Efficacy and risks: the other side of One Health drugs

From the design of safer human and veterinary drugs to the monitoring and remediation of environmental contaminants, chemistry is uniquely positioned to provide innovative tools and knowledge. Existing drugs for human and animal parasitic infectious diseases (especially vector-borne parasitic diseases) are often scarce, have limited efficacy, and may present toxicity issues. The misuse and overuse of antimicrobials in both human and veterinary medicine drive antimicrobial drug resistance (AMR), a major global health threat [1,2]. The One Health mandates coordinated efforts to promote responsible use and preserve the efficacy of critically important antimicrobials for human use. Chemistry is of paramount importance as the use and disposal of pharmaceuticals result in their residues (Active Pharmaceutical Ingredients, API, and metabolites) entering the environment (water, soil, biota) and contaminating it. The goal for these therapeutics is to focus on the chemistry, improve their structural diversity in a controlled manner, and plan a development under the ecotoxicology framework where chemistry is highly determinant in driving safer outcomes.

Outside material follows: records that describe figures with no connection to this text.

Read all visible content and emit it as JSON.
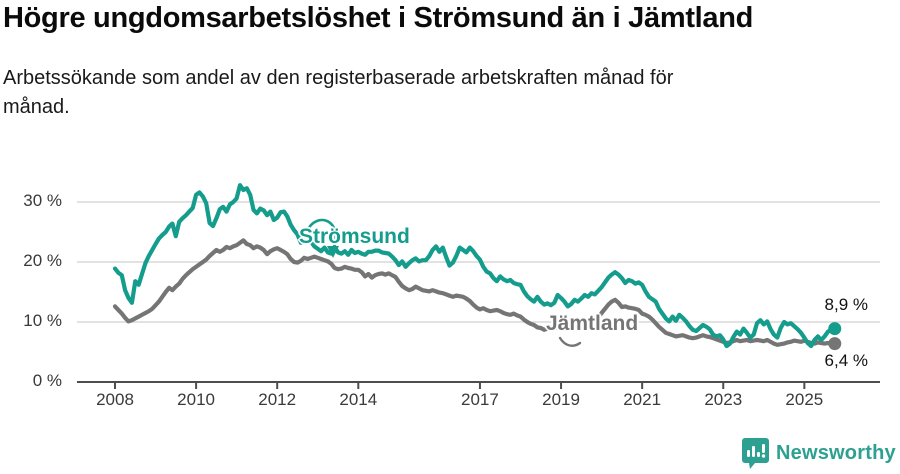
{
  "header": {
    "title": "Högre ungdomsarbetslöshet i Strömsund än i Jämtland",
    "subtitle_line1": "Arbetssökande som andel av den registerbaserade arbetskraften månad för",
    "subtitle_line2": "månad."
  },
  "chart_data": {
    "type": "line",
    "x_unit": "month",
    "x_start": "2008-01",
    "x_end": "2025-10",
    "ylim": [
      0,
      34
    ],
    "grid": "horizontal",
    "colors": {
      "grid": "#d9d9d9",
      "axis": "#4d4d4d",
      "tick_text": "#3a3a3a",
      "value_label_text": "#111111"
    },
    "y_ticks": [
      {
        "value": 0,
        "label": "0 %"
      },
      {
        "value": 10,
        "label": "10 %"
      },
      {
        "value": 20,
        "label": "20 %"
      },
      {
        "value": 30,
        "label": "30 %"
      }
    ],
    "x_ticks": [
      {
        "value": 2008,
        "label": "2008"
      },
      {
        "value": 2010,
        "label": "2010"
      },
      {
        "value": 2012,
        "label": "2012"
      },
      {
        "value": 2014,
        "label": "2014"
      },
      {
        "value": 2017,
        "label": "2017"
      },
      {
        "value": 2019,
        "label": "2019"
      },
      {
        "value": 2021,
        "label": "2021"
      },
      {
        "value": 2023,
        "label": "2023"
      },
      {
        "value": 2025,
        "label": "2025"
      }
    ],
    "series": [
      {
        "name": "Strömsund",
        "color": "#149c8c",
        "end_label": "8,9 %",
        "values": [
          18.9,
          18.2,
          17.8,
          15.3,
          14.0,
          13.2,
          16.8,
          16.2,
          18.0,
          19.8,
          21.0,
          22.0,
          23.0,
          23.9,
          24.5,
          25.0,
          25.9,
          26.4,
          24.3,
          26.7,
          27.3,
          27.8,
          28.4,
          29.0,
          31.2,
          31.6,
          30.9,
          29.8,
          26.5,
          26.0,
          27.3,
          28.8,
          29.2,
          28.4,
          29.6,
          30.0,
          30.6,
          32.8,
          32.0,
          32.3,
          31.2,
          28.7,
          28.1,
          28.9,
          28.6,
          27.8,
          28.4,
          27.0,
          27.4,
          28.3,
          28.4,
          27.6,
          26.2,
          25.3,
          24.6,
          23.2,
          23.8,
          24.4,
          23.4,
          22.6,
          22.2,
          21.8,
          22.4,
          21.6,
          21.4,
          22.5,
          21.6,
          21.4,
          21.8,
          21.2,
          22.0,
          21.5,
          21.7,
          21.4,
          21.2,
          21.7,
          21.7,
          21.9,
          21.9,
          21.6,
          21.5,
          21.4,
          20.9,
          20.3,
          19.5,
          20.1,
          19.2,
          19.8,
          20.3,
          20.6,
          20.1,
          20.3,
          20.3,
          21.0,
          22.0,
          22.6,
          21.7,
          22.4,
          20.8,
          19.4,
          19.9,
          21.0,
          22.4,
          22.0,
          21.6,
          22.4,
          21.8,
          21.0,
          20.4,
          19.2,
          18.4,
          18.1,
          17.3,
          16.8,
          17.6,
          17.1,
          16.8,
          17.0,
          16.5,
          16.3,
          16.2,
          15.1,
          14.3,
          13.8,
          13.4,
          14.2,
          13.4,
          12.9,
          13.1,
          12.8,
          13.2,
          14.5,
          14.0,
          13.4,
          12.6,
          13.0,
          13.7,
          13.4,
          13.9,
          14.5,
          14.2,
          14.8,
          14.6,
          15.2,
          15.8,
          16.6,
          17.4,
          17.9,
          18.3,
          17.9,
          17.3,
          16.5,
          17.0,
          16.8,
          16.4,
          16.6,
          16.2,
          15.1,
          14.2,
          13.8,
          13.4,
          12.2,
          11.4,
          10.6,
          10.1,
          10.9,
          10.2,
          11.2,
          10.7,
          10.1,
          9.3,
          8.7,
          8.5,
          9.0,
          9.5,
          9.2,
          8.8,
          7.9,
          7.6,
          7.8,
          7.1,
          6.0,
          6.4,
          7.5,
          8.4,
          7.9,
          8.9,
          8.2,
          7.4,
          7.9,
          9.8,
          10.3,
          9.6,
          10.1,
          8.8,
          7.9,
          7.4,
          9.0,
          10.0,
          9.6,
          9.8,
          9.3,
          8.8,
          8.2,
          7.4,
          6.5,
          6.0,
          7.0,
          7.6,
          7.0,
          7.6,
          8.4,
          8.7,
          8.9
        ]
      },
      {
        "name": "Jämtland",
        "color": "#757575",
        "end_label": "6,4 %",
        "values": [
          12.6,
          12.0,
          11.4,
          10.7,
          10.1,
          10.3,
          10.6,
          10.9,
          11.2,
          11.5,
          11.8,
          12.2,
          12.8,
          13.4,
          14.2,
          15.0,
          15.7,
          15.3,
          15.9,
          16.4,
          17.2,
          17.8,
          18.3,
          18.8,
          19.2,
          19.6,
          20.0,
          20.4,
          21.0,
          21.5,
          22.0,
          21.7,
          22.0,
          22.5,
          22.3,
          22.6,
          22.8,
          23.2,
          23.6,
          23.0,
          22.8,
          22.3,
          22.6,
          22.4,
          22.0,
          21.3,
          21.8,
          22.1,
          22.3,
          22.0,
          21.7,
          21.3,
          20.5,
          20.0,
          19.9,
          20.2,
          20.7,
          20.5,
          20.7,
          20.9,
          20.7,
          20.5,
          20.3,
          20.1,
          19.7,
          19.0,
          18.8,
          18.9,
          19.2,
          19.0,
          18.9,
          18.7,
          18.7,
          18.3,
          17.6,
          18.0,
          17.4,
          17.8,
          18.0,
          18.1,
          17.9,
          18.1,
          17.8,
          17.5,
          16.7,
          16.0,
          15.6,
          15.3,
          15.5,
          15.9,
          15.6,
          15.3,
          15.2,
          15.1,
          15.3,
          15.1,
          14.9,
          14.8,
          14.6,
          14.4,
          14.2,
          14.4,
          14.3,
          14.2,
          13.9,
          13.5,
          12.9,
          12.4,
          12.1,
          12.3,
          12.0,
          11.8,
          11.9,
          12.0,
          11.8,
          11.5,
          11.3,
          11.2,
          11.4,
          11.1,
          10.9,
          10.4,
          10.0,
          9.7,
          9.5,
          9.1,
          9.0,
          8.7,
          8.9,
          9.1,
          9.0,
          9.2,
          9.0,
          8.9,
          9.0,
          9.2,
          9.1,
          9.3,
          9.4,
          9.3,
          9.5,
          9.7,
          10.2,
          10.8,
          11.5,
          12.2,
          12.9,
          13.4,
          13.7,
          13.2,
          12.5,
          12.6,
          12.4,
          12.3,
          12.2,
          12.0,
          11.4,
          11.2,
          10.9,
          10.4,
          9.8,
          9.2,
          8.7,
          8.2,
          8.0,
          7.8,
          7.6,
          7.7,
          7.8,
          7.6,
          7.4,
          7.3,
          7.4,
          7.6,
          7.8,
          7.6,
          7.5,
          7.3,
          7.1,
          6.9,
          6.7,
          6.5,
          6.6,
          6.8,
          7.0,
          6.8,
          6.9,
          7.0,
          6.8,
          6.9,
          7.0,
          6.9,
          6.8,
          7.0,
          6.7,
          6.4,
          6.2,
          6.3,
          6.4,
          6.6,
          6.7,
          6.9,
          6.8,
          6.7,
          6.9,
          6.7,
          6.5,
          6.4,
          6.6,
          6.5,
          6.4,
          6.5,
          6.4,
          6.4
        ]
      }
    ]
  },
  "footer": {
    "brand": "Newsworthy",
    "brand_color": "#2ea091"
  }
}
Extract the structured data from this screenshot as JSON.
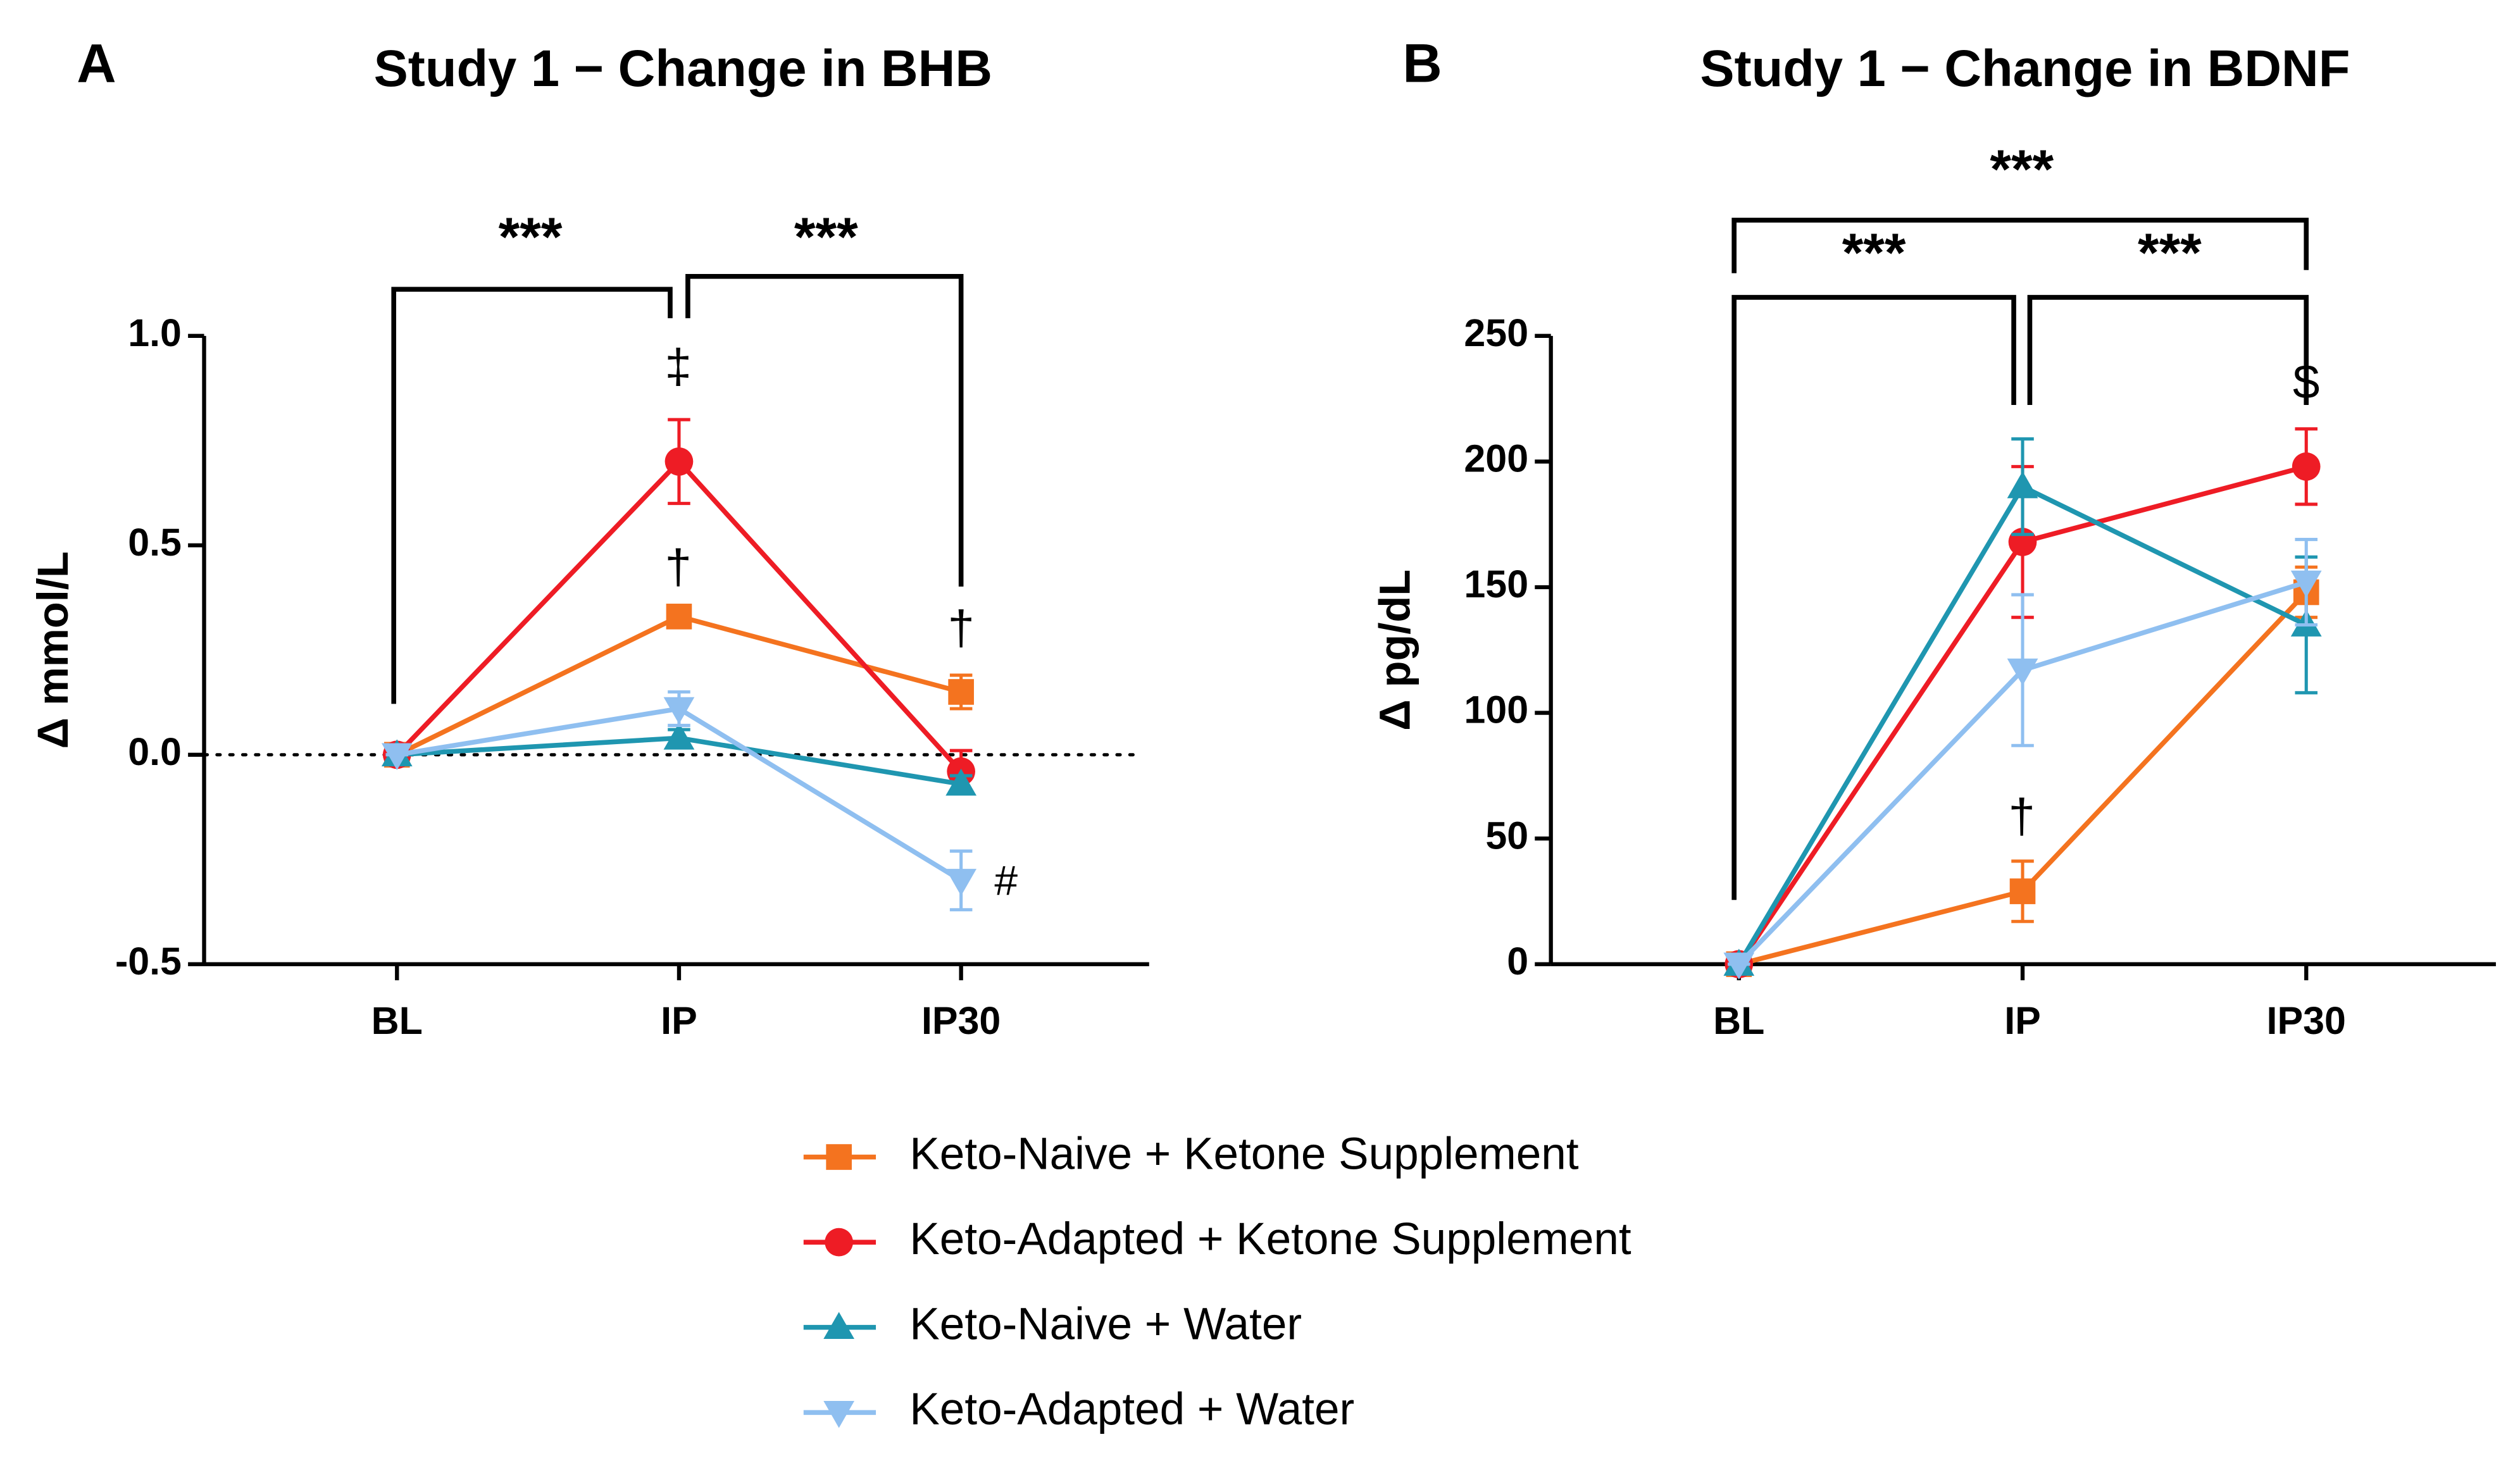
{
  "chart_data": [
    {
      "type": "line",
      "panel": "A",
      "title": "Study 1 − Change in BHB",
      "y_label": "Δ mmol/L",
      "categories": [
        "BL",
        "IP",
        "IP30"
      ],
      "ylim": [
        -0.5,
        1.0
      ],
      "yticks": [
        -0.5,
        {
          "value": 0,
          "label": "0.0"
        },
        0.5,
        {
          "value": 1,
          "label": "1.0"
        }
      ],
      "zero_line": true,
      "series": [
        {
          "name": "Keto-Naive + Ketone Supplement",
          "color": "#f4731f",
          "marker": "square",
          "values": [
            0,
            0.33,
            0.15
          ],
          "errors": [
            0,
            0.02,
            0.04
          ]
        },
        {
          "name": "Keto-Adapted + Ketone Supplement",
          "color": "#ee1c25",
          "marker": "circle",
          "values": [
            0,
            0.7,
            -0.04
          ],
          "errors": [
            0,
            0.1,
            0.05
          ]
        },
        {
          "name": "Keto-Naive + Water",
          "color": "#1f96b0",
          "marker": "triangle-up",
          "values": [
            0,
            0.04,
            -0.07
          ],
          "errors": [
            0,
            0.02,
            0.02
          ]
        },
        {
          "name": "Keto-Adapted + Water",
          "color": "#8fbff0",
          "marker": "triangle-down",
          "values": [
            0,
            0.11,
            -0.3
          ],
          "errors": [
            0,
            0.04,
            0.07
          ]
        }
      ],
      "annotations": [
        "***",
        "***",
        "‡",
        "†",
        "†",
        "#"
      ]
    },
    {
      "type": "line",
      "panel": "B",
      "title": "Study 1 − Change in BDNF",
      "y_label": "Δ pg/dL",
      "categories": [
        "BL",
        "IP",
        "IP30"
      ],
      "ylim": [
        0,
        250
      ],
      "yticks": [
        0,
        50,
        100,
        150,
        200,
        250
      ],
      "zero_line": false,
      "series": [
        {
          "name": "Keto-Naive + Ketone Supplement",
          "color": "#f4731f",
          "marker": "square",
          "values": [
            0,
            29,
            148
          ],
          "errors": [
            0,
            12,
            10
          ]
        },
        {
          "name": "Keto-Adapted + Ketone Supplement",
          "color": "#ee1c25",
          "marker": "circle",
          "values": [
            0,
            168,
            198
          ],
          "errors": [
            0,
            30,
            15
          ]
        },
        {
          "name": "Keto-Naive + Water",
          "color": "#1f96b0",
          "marker": "triangle-up",
          "values": [
            0,
            190,
            135
          ],
          "errors": [
            0,
            19,
            27
          ]
        },
        {
          "name": "Keto-Adapted + Water",
          "color": "#8fbff0",
          "marker": "triangle-down",
          "values": [
            0,
            117,
            152
          ],
          "errors": [
            0,
            30,
            17
          ]
        }
      ],
      "annotations": [
        "***",
        "***",
        "***",
        "†",
        "$"
      ]
    }
  ]
}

Therefore, prevention approaches are necessary. Our work in a collaborative network of scientists from different chemical and environmental science disciplines show how tailored greener approaches may provide safer structural templates that can be developed into drugs. Safer scaffolds today may correspond to safer drugs tomorrow. This presentation showcases our recent work aimed at transforming drug discovery by integrating ecotoxicological principles right in the early stages of drug discovery process. Our aim is to introduce novel approaches, including cleaner scaffold selection, where a machine learning-driven approach generates environmentally friendlier starting compounds for drug development. A second topic shows how ecotox-clean target identification can be achieved thought an integrated multi-omic approach (MS based Proteomics and transcriptomics) in Leishmania infantum drug resistant strains [3]. In this effort, the phylogenomic SeqAPASS tool was adopted to confirm specie-specific and ecotoxicologically free parasite protein target(s) [4]. Despite the experimental translation to effective demonstration of the efficacy of the tool promoted is ongoing, a step forward has been performed and new principles consolidated.